Iraq, liberate le suore rapite a Mosul. Timore per i cristiani

Rilasciati gli ostaggi dell’Isil: 2 religiose e 3 giovani. Il 10 luglio l’appello all’Europa: «Se non verrà trovata soluzione pacifica – le parole del primate dei caldei – ciò metterà fine alla nostra storia in Iraq» di R. S.

Liberati nel pomeriggio di ieri, lunedì 14 luglio, le due suore e i tre giovani caldei che dal 28 giugno erano stati trattenuti a Mosul dai miliziani dello Stato islamico dell’Iraq e del Levante. A riferirlo è il Patriarcato caldeo di Baghdad, dal quale arriva la conferma che i cinque, una volta liberi, hanno immediatamente lasciato Mosul, raggiungendo la città di Dohuk, nel Kurdistan iracheno.

«Suor Atur, suor Miskinta e i tre ragazzi stanno bene – dichiara all’agenzia Fides il Patriarca di Babilonia dei Caldei, Louis Raphael I Sako – e il loro ritorno in libertà rappresenta per tutti un segno di speranza, che conforta le anime in questo tempo difficile». Le suore e i ragazzi, racconta ancora il primate della Chiesa caldea, «erano tenuti in una casa, veniva garantito loro il cibo e non sono stati maltrattati. Durante quei giorni hanno pregato molto. Hanno recitato le lodi, i vespri e tanti rosari per la propria liberazione e per la pace in Iraq. Abbiamo saputo anche che nelle conversazioni con chi li aveva fermati, le suore rispondevano con serenità e coraggio su tutte le questioni poste, dando ragione della loro speranza». Per la liberazione, ha assicurato, non è stato pagato nessun riscatto.

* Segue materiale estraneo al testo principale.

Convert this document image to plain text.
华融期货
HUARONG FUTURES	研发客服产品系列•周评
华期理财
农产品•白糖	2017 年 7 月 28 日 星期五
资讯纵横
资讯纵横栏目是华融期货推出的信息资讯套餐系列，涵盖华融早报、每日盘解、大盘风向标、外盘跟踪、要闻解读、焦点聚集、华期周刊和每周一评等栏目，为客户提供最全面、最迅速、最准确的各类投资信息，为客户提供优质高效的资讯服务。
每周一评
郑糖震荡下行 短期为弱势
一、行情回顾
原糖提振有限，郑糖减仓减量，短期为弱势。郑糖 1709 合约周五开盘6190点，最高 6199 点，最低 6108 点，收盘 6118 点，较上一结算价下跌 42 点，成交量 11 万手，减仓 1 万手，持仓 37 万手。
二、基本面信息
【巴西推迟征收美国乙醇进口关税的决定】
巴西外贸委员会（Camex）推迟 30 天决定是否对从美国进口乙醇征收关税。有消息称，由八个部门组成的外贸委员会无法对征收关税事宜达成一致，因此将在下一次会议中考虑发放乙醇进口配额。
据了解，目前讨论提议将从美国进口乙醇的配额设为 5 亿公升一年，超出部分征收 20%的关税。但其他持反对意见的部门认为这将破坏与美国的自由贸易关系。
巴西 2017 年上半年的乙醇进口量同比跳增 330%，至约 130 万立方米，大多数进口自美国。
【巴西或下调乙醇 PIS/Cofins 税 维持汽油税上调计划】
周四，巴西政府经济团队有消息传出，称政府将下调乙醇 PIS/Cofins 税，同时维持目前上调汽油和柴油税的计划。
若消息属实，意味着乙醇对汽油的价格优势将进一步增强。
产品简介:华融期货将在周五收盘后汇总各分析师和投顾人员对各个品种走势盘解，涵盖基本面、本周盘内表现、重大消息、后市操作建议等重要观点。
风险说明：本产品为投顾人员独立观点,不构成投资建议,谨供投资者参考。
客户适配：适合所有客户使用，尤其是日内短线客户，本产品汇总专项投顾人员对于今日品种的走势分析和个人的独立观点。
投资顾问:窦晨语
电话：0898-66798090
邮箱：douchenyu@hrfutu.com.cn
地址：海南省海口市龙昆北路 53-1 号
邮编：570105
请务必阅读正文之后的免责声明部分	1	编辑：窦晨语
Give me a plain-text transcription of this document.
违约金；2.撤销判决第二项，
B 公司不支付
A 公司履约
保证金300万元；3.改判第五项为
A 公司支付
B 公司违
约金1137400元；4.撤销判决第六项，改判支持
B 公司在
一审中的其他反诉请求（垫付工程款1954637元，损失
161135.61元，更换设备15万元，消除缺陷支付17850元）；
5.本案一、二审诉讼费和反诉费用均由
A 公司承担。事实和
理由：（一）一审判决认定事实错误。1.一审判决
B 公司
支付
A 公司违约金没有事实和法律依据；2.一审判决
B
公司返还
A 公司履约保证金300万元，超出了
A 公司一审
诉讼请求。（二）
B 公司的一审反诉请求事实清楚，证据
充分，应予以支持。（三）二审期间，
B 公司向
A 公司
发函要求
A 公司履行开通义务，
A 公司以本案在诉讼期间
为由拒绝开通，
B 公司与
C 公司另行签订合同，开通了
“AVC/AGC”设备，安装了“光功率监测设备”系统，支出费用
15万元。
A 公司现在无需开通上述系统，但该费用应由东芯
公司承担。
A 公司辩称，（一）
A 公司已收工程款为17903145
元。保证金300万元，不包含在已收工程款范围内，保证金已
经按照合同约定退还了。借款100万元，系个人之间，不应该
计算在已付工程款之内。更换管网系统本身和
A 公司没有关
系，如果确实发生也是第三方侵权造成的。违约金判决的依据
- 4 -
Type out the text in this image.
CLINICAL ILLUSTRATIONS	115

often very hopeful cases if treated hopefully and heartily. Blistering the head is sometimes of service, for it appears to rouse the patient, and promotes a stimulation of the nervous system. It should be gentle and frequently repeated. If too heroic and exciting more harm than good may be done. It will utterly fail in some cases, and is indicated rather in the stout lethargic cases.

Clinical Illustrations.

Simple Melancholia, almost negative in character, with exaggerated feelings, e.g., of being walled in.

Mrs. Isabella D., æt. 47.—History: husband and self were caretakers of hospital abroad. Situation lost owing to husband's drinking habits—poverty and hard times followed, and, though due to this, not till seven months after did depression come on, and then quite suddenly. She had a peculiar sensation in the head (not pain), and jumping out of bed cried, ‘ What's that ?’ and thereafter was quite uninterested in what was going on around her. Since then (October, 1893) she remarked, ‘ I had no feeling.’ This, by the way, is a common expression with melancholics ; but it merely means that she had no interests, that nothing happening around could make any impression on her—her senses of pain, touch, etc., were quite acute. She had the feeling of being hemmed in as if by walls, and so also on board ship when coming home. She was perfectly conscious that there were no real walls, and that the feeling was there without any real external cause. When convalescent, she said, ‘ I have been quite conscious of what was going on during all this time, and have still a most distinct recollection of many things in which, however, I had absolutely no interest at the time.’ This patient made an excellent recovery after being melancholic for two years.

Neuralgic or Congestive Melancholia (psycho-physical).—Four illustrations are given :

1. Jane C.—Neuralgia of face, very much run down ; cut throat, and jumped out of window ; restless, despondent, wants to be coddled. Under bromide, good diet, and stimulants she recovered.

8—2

Intanto il 10 luglio scorso i leader cristiani dell’Iraq si sono rivolti all’Unione europea chiedendo aiuto per «impedire una guerra civile che metterebbe in pericolo il futuro del Paese e di una minoranza “fragile” come quella cristiana». L’occasione: un incontro a Bruxelles, organizzato dalla fondazione pontificia Aiuto alla Chiesa che soffre. In una nota diffusa oggi, martedì 15 luglio, i promotori dell’iniziativa riferiscono di avere invitato alcuni esponenti della Chiesa locale nella Capitale belga per incontrare il presidente del Consiglio europeo Herman van Rompuy e altri rappresentanti dell’Unione. Nella delegazione della Chiesa irachena, il patriarca caldeo Louis Raphael I Sako, il vescovo siro-cattolico di Mosul monsignor Yohanna Petros Mouche e l’arcivescovo caldeo di Kirkuk monsignor Yousif Thomas Mirkis. «Se non verrà trovata una soluzione pacifica – ha detto il primate dei caldei -, non resterà che una simbolica presenza cristiana. E ciò metterà la parola fine alla nostra storia in Iraq». L’opera pastorale della Chiesa, ha aggiunto, «non è rivolta soltanto ai cristiani»: proprio grazie alla sua neutralità e al costante tentativo di promuovere soluzioni pacifiche, la piccola minoranza cristiana può contribuire alla mediazione tra le parti coinvolte nel conflitto.

La questione irachena è tra i temi che saranno discussi domani, 16 luglio, durante il Consiglio europeo. L’ultimo censimento iracheno del 1987, ricorda Acs, stimava il numero dei cristiani nel Paese in circa un milione e 400mila. Da allora il massiccio esodo, intensificatosi dopo l’inizio della guerra nel 2003, ha decimato la comunità che oggi conta approssimativamente 300mila fedeli. La maggioranza vive a Bagdad, sebbene le migrazioni interne verso il più sicuro Kurdistan iracheno non accennino a diminuire. I tre leader religiosi temono che le continue violenze possano mettere fine a 2mila anni di cristianità in Iraq. «Sotto Saddam avevamo sicurezza, ma non libertà religiosa. Oggi abbiamo libertà religiosa ma non sicurezza», ha detto ancora il patriarca Sako. «La paura è tale – gli ha fatto eco l’arcivescovo Mirkis – che pochissimi fedeli riescono a intravedere un proprio futuro nel Paese».